A parte il caso di Arfio Marchini, fake di Alfio Marchini ai tempi della candidatura a sindaco di Roma («C'è chi rincorre le lobby e chi gli hobby. Polo ti esercito. Roma ti amo»), infatti, ci sono più denunce (Alemanno, ad esempio fu prontissimo) che successi da registrare – del resto la destra tradizionale è per lo più stata poco incline a un utilizzo contemporaneo dei social media. Vanno meglio gli alter-ego nell'area Cinque stelle, anche se il profilo di Casalegglo, il più seguito di tutti, si è spento con la morte dell'originale.
A cosa si deve il fenomeno? A quali bisogni risponde? La professoressa Giovanna Cosenza, ordinaria a Bologna di Semiotica e nuovi media, intervistata nel penultimo capitolo piega che si tratta, fra l'altro del combinato di due fenomeni contemporaneamnetei: la semplificazione del messaggio, e la spettacolarizzazione della politica: «Il gossip, l'intrattenimento che si mischiano alla comunicazione politica sono temi molto studiati negli ultimi quindici anni. In italiano il fenomeno si chiama “politica pop”, in inglese “politainment”, in francese “pipolisation”. Molti politici, inoltre, cedono alla battuta e alla gag facile, da Berlusconi a Renzi a Salvini. Quindi il fake account fa solo il suo mestiere se gioca su questi eccessi dei politici», spiega la professoressa in un capitolo-intervista. Insomma ogni politico oramai ende a fare di se stesso un personaggi, una copia mediatica: di qui al fake, il passo è breve
Altro elemento interessantissimo, l'interazione con i politici veri e propri.
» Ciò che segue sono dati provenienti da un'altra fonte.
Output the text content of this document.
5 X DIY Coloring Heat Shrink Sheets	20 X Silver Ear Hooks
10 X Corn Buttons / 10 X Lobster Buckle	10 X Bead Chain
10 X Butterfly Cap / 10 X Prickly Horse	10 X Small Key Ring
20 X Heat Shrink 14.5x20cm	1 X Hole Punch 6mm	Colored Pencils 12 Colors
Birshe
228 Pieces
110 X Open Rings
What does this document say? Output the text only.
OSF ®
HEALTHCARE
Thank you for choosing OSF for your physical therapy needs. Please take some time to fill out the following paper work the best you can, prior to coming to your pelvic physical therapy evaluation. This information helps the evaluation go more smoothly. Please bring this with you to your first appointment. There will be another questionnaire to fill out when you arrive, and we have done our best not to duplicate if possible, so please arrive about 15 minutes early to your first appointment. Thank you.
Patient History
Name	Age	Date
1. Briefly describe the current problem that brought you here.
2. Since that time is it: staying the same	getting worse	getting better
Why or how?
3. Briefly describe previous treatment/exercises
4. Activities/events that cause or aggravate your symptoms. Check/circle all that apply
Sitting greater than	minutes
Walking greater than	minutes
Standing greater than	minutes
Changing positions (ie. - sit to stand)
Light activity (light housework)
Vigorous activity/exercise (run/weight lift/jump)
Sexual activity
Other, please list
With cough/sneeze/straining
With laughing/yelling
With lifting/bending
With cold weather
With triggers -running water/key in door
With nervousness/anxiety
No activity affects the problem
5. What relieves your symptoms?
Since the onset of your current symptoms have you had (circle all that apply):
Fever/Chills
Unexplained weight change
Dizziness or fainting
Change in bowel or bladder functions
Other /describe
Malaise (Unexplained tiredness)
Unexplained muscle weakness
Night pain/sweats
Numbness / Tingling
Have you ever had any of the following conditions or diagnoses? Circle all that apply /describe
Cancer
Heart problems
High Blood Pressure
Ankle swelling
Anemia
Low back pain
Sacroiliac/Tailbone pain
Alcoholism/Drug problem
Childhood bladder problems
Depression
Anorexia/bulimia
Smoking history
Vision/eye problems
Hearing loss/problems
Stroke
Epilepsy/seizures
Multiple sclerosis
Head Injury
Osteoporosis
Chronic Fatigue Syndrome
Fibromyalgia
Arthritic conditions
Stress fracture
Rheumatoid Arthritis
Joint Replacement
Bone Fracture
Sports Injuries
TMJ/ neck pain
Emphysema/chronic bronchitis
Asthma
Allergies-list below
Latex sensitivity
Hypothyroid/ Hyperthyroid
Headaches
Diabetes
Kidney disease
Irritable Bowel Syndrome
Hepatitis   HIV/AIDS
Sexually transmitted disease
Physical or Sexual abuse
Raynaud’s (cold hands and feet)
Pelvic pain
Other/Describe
Racconta per esempio Federico Palmaroli, impiegato romano e burattinaio della famosa pagina Facebook dedicata a “Osho”, che aver iniziato a interagire con i leader italiani l'ha messo inaspettatamente al centro della scena: «Prima erano in pochi a rispondermi oggi tutti i politici, anche i più insospettabili, hanno capito che questo meccanismo funziona, gli fa gioco e quasi mi cercano. Commentando i loro tweet gli faccio una sorta di pubblicità involontaria. Se, per esempio, Giorgia Meloni twitta un suo appuntamento, e ha un tot di condivisioni sul suo profilo, con un mio commento può aumentare di molto la diffusione. L’account satirico di Osho, come i fake dei politici, possono aiutare a dare una visibilità maggiore. Il mio profilo twitter ha molti follower e tanti vedranno la mia risposta al tweet originale del politico. Se Renzi dice che il Pil è cresciuto del 2 per cento, che tu creda o no alla notizia, in ogni caso rispondendo con l’account di Osho, faccio girare quell’informazione, e quel tweet avrà una forma di circolazione maggiore, questo è lo sfruttamento involontario».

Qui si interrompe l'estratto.